Pero algo falla, la gaseosa tiene poca fuerza, la mezcla anda corta de hielo, ha olvidado el toque de vermuth rojo… No sé. Se bebe y refresca (hace tanto calor), pero no acaba de funcionar a pesar de sus incuestionables bazas. Poco ayudan aquí los números de baile, en los que los personajes se pasean sin apenas participar. Y las canciones retro, que intentan contribuir al gag en alguna ocasión, pero entran siempre por la misma banda, lo que apaga rápidamente su éxito.

Al final, todo se reduce a poseer un guión que maneje con equilibrio la colección de buenas ideas que están presentes en él (la mujer que vuela, el falso padre que se cree el papel, la novia kamikaze,…), pero que aquí se encadenan una y otra vez con transiciones/soluciones burdas (esa pelea a platazo limpio, esa detención última) o secuencias demasiado estiradas (en especial las que enfrentan a Angie y Juana en gran parte de la película). El resultado, desigual, decepciona más por lo que pudo haber sido y no fue, que por su efecto refrescante sin más ambición.

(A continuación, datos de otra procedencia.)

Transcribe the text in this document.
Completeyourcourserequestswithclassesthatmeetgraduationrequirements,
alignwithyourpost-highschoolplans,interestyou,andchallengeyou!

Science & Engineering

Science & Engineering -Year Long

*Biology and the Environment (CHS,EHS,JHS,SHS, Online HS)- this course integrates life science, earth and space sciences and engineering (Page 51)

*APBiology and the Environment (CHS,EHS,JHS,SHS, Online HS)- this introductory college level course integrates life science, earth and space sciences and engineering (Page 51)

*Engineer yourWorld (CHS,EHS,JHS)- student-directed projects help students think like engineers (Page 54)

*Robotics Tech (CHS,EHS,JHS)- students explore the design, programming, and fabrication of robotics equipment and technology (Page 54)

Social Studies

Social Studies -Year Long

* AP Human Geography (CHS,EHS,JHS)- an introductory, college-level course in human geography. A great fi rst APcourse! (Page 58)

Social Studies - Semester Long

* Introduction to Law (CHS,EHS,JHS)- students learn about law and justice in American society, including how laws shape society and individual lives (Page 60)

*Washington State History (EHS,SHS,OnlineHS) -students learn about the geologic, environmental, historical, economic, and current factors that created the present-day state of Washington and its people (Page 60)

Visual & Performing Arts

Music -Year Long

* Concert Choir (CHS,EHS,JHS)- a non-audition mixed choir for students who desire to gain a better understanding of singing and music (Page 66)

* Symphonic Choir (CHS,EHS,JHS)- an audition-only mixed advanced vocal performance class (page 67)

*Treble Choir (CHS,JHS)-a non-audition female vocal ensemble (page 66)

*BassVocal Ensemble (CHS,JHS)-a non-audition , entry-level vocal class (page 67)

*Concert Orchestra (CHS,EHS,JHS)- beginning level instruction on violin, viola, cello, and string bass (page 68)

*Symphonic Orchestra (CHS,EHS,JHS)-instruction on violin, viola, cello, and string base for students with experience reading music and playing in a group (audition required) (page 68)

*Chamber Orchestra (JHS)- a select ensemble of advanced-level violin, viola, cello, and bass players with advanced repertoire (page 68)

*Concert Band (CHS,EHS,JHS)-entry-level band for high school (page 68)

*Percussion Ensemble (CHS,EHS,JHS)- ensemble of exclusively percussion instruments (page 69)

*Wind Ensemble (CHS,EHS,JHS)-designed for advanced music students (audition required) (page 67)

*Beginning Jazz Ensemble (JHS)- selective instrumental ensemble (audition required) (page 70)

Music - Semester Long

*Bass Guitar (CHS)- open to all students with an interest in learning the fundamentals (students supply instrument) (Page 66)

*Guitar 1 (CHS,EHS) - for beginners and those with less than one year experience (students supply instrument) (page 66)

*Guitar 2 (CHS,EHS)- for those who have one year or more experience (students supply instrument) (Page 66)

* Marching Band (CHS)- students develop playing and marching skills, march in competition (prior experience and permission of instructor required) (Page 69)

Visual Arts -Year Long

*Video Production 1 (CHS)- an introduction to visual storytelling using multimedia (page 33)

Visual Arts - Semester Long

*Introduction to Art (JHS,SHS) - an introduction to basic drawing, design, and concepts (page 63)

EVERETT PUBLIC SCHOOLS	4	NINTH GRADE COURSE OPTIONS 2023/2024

El tinto de verano tiene sus riesgos: por algo no figura en los libros de cócteles.

miércoles, 14 de julio de 2010

Puro cine

La noche del domingo echaron una película al estilo del Hollywood más taquillero, la última entrega de una saga de éxito planetario. Como suele suceder en estos casos, trataba de un grupo de jóvenes embarcados en una misión imposible de la que todo el mundo estaba pendiente conteniendo el aliento. Después de anteriores entregas llenas de situaciones resueltas con dramatismo o ligereza, según la receta clásica del cine de aventuras, se encontraban por fin ante la prueba suprema.


El grupo llegaba hasta allí tras pasar por todo eso que forja el carácter a los héroes: Habían tenido heridos en la batalla que se levantaron para seguir luchando con la cabeza vendada o un pañuelo de sangre entre los dientes; el líder estaba en sus horas más bajas, casi conformándose con ver cómo resolvía los momentos decisivos un pistolero más rápido; recibían presiones de los mandos lejanos, sistemáticamente desoídas por el veterano sargento encargado de sacarles de allí vivos y victoriosos,…


Y para poner la taquilla al rojo vivo, el capitán de la misión estaba enamorado contra la opinión de unos influyentes ingleses de moral victoriana, y el tímido del grupo tenía una deuda pendiente con un compañero muerto, el único entre sus amigos que no consiguió acompañarles.


Y con todo eso desplegado sobre la pantalla, se encontraban frente al duelo definitivo. Nadie esperaba que el guionista tirase de un recurso tan fácil como el de los malos malísimos para subrayar la emoción y el dramatismo del desenlace, pero así fue. Ante al grupo de simpáticos protagonistas que salían airosos de cada reto con sufrimiento y principios, se desplegó un enemigo furibundo incapaz de luchar caballerosamente. Como mandan los cánones, los malos de la película tenían tras ellos un apoyo más numeroso tiñendo con sus insignias las laderas que circundaban el campo de batalla. Y eran realmente duros. Habían llegado para vencer, fuese como fuese. Con recursos del último cine (copiados a Peckinpah), en el que la cámara lenta se ocupa de estilizar las escenas de mayor violencia, se sucedieron los choques desiguales que facilitan la indignación del espectador. Y también los momentos de alto riesgo en los que parece que los nuestros están perdidos, si no fuera porque el capitán y el sargento saben perfectamente lo que se traen entre manos.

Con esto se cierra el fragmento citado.